Despite the fact that the poet himself in one of his verses denied it, the ustad asserted that he deemed him a Sufi. A slow, uncertain clapping ensued. It was not surprising because since the 1980s when a TV serial on the poet was shown, in Indian popular culture he’s considered to be someone who chose to be outside the sphere of religion. To publicly claim Ghalib as a saint is to trouble the assumed boundary between poetry and piety.

Prof Taneja said once after attending a talk on the effects of Karbala in literature given by the prominent Shia aalim Ayatullah Aqeel Al Gharavi, a young man got up and asked the scholar what he would say about the salvation of Ghalib. His response was that “poetry has its own language”. When he (Taneja) himself met Ayt Gharavi in 2019 and talked to him about Ghalib, the religious scholar quoted the verse saying it’s a prophetic statement:

Scholar discusses the impact of the master poet on contemporary India

Bus ke dushwar hai her kaam ka aasaan hona
Aadmi ko bhi muyassar nahin insaan hona

[It is so difficult for any work to be easy
Even for man it is not easy to be human]

Prof Taneja said Ghalib is ubiquitously present in contemporary Delhi. Far beyond the limits of the old city or Muslim identity, he appears as a character in popular stage plays, such as Anti-National Ghalib; couplets attributed to him flood social media; his image adorns new art being made in the city. The ubiquity of Ghalib in the landscapes of contemporary Delhi is a far larger phenomenon, strange and wondrous even to those who are active participants in it. The sudden rise in popularity of Urdu literature, especially poetry, in Delhi over the last few years has coincided exactly with the coming to power of the Hindu nationalist Bharatiya Janata Party (BJP).

Urdu, since the partition of the subcontinent, has largely been identified with Muslims in India and has systematically been marginalised.

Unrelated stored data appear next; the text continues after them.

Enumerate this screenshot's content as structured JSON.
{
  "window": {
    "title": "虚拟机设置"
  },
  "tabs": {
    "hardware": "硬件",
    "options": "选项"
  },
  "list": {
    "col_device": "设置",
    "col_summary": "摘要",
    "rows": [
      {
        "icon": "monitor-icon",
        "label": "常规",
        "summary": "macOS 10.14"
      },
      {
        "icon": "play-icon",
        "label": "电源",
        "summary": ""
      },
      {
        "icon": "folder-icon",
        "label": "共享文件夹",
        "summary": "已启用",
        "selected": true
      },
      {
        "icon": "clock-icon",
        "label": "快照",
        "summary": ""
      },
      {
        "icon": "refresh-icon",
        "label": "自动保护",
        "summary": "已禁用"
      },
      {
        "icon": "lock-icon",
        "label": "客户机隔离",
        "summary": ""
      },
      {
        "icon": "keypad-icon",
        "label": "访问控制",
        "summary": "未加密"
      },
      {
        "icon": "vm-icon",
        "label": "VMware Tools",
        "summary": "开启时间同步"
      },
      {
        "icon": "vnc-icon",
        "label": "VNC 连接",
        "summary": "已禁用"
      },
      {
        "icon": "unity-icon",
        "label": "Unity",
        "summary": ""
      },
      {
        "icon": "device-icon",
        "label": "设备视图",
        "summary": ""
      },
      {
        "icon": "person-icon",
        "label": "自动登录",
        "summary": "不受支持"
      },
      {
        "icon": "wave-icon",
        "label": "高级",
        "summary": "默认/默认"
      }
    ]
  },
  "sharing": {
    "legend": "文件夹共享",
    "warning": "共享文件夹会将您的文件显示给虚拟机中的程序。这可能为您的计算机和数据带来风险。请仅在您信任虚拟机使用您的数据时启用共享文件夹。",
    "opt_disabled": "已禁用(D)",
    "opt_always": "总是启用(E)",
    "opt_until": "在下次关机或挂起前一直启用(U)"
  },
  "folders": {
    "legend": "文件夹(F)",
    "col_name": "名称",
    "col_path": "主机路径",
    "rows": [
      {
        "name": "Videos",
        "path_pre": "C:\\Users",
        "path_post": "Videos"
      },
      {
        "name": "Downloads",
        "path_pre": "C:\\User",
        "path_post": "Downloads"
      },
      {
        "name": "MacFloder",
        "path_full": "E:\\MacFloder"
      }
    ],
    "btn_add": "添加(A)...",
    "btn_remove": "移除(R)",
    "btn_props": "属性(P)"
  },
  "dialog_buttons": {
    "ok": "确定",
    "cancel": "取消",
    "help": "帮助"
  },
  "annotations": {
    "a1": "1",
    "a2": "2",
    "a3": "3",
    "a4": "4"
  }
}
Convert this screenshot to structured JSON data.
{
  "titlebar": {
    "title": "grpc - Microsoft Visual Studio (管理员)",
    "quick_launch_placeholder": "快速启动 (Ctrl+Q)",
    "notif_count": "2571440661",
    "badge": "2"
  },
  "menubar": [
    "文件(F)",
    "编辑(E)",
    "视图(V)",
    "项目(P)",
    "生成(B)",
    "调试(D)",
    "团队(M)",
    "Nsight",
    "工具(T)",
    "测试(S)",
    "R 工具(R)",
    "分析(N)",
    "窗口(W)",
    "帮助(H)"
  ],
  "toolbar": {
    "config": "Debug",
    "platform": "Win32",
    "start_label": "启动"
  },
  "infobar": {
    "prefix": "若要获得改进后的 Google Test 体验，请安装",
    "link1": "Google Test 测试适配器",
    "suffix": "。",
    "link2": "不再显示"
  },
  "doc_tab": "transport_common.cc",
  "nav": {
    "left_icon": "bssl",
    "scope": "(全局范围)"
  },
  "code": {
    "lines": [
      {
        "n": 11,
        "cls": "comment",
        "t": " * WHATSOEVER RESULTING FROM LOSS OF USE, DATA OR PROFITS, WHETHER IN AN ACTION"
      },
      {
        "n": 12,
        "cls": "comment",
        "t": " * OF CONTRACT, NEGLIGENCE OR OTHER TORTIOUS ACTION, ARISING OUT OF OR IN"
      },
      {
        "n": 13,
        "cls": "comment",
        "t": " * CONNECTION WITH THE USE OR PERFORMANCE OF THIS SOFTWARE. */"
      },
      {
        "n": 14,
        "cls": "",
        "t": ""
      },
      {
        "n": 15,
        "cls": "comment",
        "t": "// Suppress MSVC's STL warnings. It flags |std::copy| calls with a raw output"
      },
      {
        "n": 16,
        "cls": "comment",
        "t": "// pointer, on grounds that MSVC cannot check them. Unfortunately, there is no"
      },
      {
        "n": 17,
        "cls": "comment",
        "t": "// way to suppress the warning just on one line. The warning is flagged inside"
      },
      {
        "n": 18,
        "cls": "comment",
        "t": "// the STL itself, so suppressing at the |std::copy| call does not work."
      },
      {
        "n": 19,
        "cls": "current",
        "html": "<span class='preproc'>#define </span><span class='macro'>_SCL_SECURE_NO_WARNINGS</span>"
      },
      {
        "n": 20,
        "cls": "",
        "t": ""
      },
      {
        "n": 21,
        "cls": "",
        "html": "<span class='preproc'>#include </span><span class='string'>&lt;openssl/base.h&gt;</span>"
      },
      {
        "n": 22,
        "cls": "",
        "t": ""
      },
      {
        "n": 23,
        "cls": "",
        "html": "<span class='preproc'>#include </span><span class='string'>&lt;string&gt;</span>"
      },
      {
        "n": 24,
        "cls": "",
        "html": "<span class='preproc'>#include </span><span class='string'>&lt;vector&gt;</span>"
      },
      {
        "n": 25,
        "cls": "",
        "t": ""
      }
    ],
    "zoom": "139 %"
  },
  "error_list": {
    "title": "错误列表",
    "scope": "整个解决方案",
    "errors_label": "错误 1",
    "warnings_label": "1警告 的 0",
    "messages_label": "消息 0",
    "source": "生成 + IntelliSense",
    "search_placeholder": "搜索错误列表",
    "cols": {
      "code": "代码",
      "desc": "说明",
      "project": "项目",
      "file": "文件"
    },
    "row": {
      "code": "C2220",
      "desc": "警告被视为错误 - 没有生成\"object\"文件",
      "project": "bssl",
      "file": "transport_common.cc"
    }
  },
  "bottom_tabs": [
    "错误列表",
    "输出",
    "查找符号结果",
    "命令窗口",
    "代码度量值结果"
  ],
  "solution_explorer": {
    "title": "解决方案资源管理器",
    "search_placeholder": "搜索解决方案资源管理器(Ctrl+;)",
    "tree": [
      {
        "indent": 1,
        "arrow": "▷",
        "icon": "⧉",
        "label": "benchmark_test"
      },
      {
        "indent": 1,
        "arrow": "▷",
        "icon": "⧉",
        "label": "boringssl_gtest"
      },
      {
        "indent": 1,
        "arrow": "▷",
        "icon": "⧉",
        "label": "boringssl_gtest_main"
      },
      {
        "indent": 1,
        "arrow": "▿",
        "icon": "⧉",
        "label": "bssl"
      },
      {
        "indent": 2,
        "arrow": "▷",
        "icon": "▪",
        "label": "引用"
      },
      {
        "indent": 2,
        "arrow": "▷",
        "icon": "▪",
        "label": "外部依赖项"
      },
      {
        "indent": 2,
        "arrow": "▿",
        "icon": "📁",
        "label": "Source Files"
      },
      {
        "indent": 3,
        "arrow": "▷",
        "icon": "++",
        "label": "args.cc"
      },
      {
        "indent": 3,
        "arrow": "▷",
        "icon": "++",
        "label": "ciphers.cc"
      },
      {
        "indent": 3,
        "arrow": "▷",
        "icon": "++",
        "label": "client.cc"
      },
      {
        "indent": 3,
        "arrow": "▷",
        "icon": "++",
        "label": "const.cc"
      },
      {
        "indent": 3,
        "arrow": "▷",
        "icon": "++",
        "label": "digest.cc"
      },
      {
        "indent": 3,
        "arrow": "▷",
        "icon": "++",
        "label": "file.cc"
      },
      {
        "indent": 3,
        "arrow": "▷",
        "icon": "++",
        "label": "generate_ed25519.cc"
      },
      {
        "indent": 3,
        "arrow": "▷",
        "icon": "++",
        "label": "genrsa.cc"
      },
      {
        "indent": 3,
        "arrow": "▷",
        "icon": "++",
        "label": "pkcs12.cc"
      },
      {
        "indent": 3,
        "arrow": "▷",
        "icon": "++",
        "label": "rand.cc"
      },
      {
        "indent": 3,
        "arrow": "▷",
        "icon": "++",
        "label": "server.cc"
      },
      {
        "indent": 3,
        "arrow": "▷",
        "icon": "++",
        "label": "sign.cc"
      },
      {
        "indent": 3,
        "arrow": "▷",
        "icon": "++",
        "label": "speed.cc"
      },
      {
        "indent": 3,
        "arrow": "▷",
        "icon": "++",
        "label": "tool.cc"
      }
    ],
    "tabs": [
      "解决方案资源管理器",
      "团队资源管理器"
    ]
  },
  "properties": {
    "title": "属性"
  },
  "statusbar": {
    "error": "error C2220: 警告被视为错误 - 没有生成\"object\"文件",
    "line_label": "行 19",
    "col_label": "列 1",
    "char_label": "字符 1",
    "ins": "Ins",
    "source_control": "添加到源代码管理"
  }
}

But the past few years have seen young people in urban parts of North India, a generation identified with Anglophone call-centre jobs and the English novels of Chetan Bhagat, not only filling auditoriums to listen to Urdu poetry but also writing Urdu poetry of surprisingly high quality.

He asked: how do we understand these two intertwined phenomena of the prominence of Ghalib and the popularity of Urdu in contemporary Delhi? He then argued that by being inextricably linked to the pre-colonial past and its intellectual traditions, Urdu poetry continues to question the dominance of the normative horizon of the nation-state and opens other potentials of being, selfhood and belonging then those demanded by the postcolonial nationalist modernity. Ghalib in particular embodies the pre-colonial intellectual and ethical world of South Asia, a world that to a very large measure was destroyed, if not utterly transformed, by the events of 1857.

The professor said Ghalib’s refusal to be defined by religious identities and his disavowal of dogma might seem at odds with the contemporary India in which identity politics and religious nationalism are the dominant political discourses, but the years of the Modi regime have also seen the appearance of counter-publics, including in the sphere of religion where radically different forms of association and discourse are experimented with holding open alternatives to the discourse dominating what’s called in India the ‘Godi media’ and WhatsApp University.

Sajjad Rizvi and Nauman Naqvi, both associate professors at Habib University, were the discussants.